Enterprises today want to tap into the wealth of information hidden in the data around them to improve competitiveness, efficiency and profitability. Huge volumes of data are created every day from a variety of sources including: sensors, smart devices, social media and billions of Internet and smart phone users worldwide. The challenge is storing, managing and deriving just-in-time insights from this data, while preserving and using existing information management investments. The Big Data challenge is pervasive across the majority of industries including: finance, government, telecommunications, retail, healthcare, energy and utilities.
Successfully gaining insights from Big Data is driving the evolution of business roles, corporate culture and IT. Successful implementations of new data solutions require business analysts, application developers, data architects and administrators to work together to understand and extract value from structured, unstructured and real-time streaming data. New roles are emerging, including the data scientist and new models are changing the way people work together and interact with their customers. As a result, IT vendors are being driven to simplify their Big Data solutions.
High Performance Environments and Big Data
Big Data is characterized by an explosion in the variety, volume and velocity of information created. Personal interactions including social media, our use of smart devices and our use of the Internet all create huge volumes of data. Behind the scenes, machine-to-machine interactions, sensors, recommendation engines and APIs drive a proliferation of information. From a volume standpoint, we are talking about terabytes, petabytes and beyond. Much of this data – in some studies as much as 80 percent – has little to no structure and much of it is generated at machine speed; at high velocity. The challenge is to remove the noise from this high velocity highly variable data and discover key insights while they are still relevant.

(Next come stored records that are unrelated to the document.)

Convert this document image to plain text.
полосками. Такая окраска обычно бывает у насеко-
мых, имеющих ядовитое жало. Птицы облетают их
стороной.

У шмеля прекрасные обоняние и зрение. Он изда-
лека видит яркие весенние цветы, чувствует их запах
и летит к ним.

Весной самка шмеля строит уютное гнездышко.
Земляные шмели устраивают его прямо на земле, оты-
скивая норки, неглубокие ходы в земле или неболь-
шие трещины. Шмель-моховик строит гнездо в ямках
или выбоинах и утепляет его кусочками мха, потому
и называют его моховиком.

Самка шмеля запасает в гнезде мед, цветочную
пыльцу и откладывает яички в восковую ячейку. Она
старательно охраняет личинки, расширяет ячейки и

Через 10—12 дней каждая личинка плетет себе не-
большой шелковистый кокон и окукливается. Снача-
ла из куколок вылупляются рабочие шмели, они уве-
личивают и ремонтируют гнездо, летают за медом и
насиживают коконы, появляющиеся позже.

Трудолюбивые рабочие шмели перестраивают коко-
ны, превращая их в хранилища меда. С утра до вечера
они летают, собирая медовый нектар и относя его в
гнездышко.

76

The evolution of the relational database has been driven by three major requirements: the need for management of larger data volumes, performance improvements and reduction in query response time. These requirements led to the large distributed systems developed by relational database vendors including IBM. Over the last two decades, these systems have become the backbone of transactional and warehousing applications. Increasing data volumes led to a new generation of massively parallel high performance databases. These databases ingest and process large amounts of structured data very efficiently. Unfortunately not all of today’s data can be represented as structured data. Examples of semi-structured or unstructured data include: text messages, video, voice, system logs, financial reports, email, legal documents, journals and weather data. These types of data led to the need for a new platform to perform real time, historical and predictive analytics over high volumes of variable data, structured and unstructured.
In certain applications, Big Data needs to be pre-processed and analyzed before inserting into relational databases. In these instances, Big Data augments and enhances existing applications and business processes. This hybrid data processing approach augments the traditional relational databases with the new Big Data platform. This approach enables enterprises to gain the most value from highly variable data with the same high performance and reliability delivered by the relational databases.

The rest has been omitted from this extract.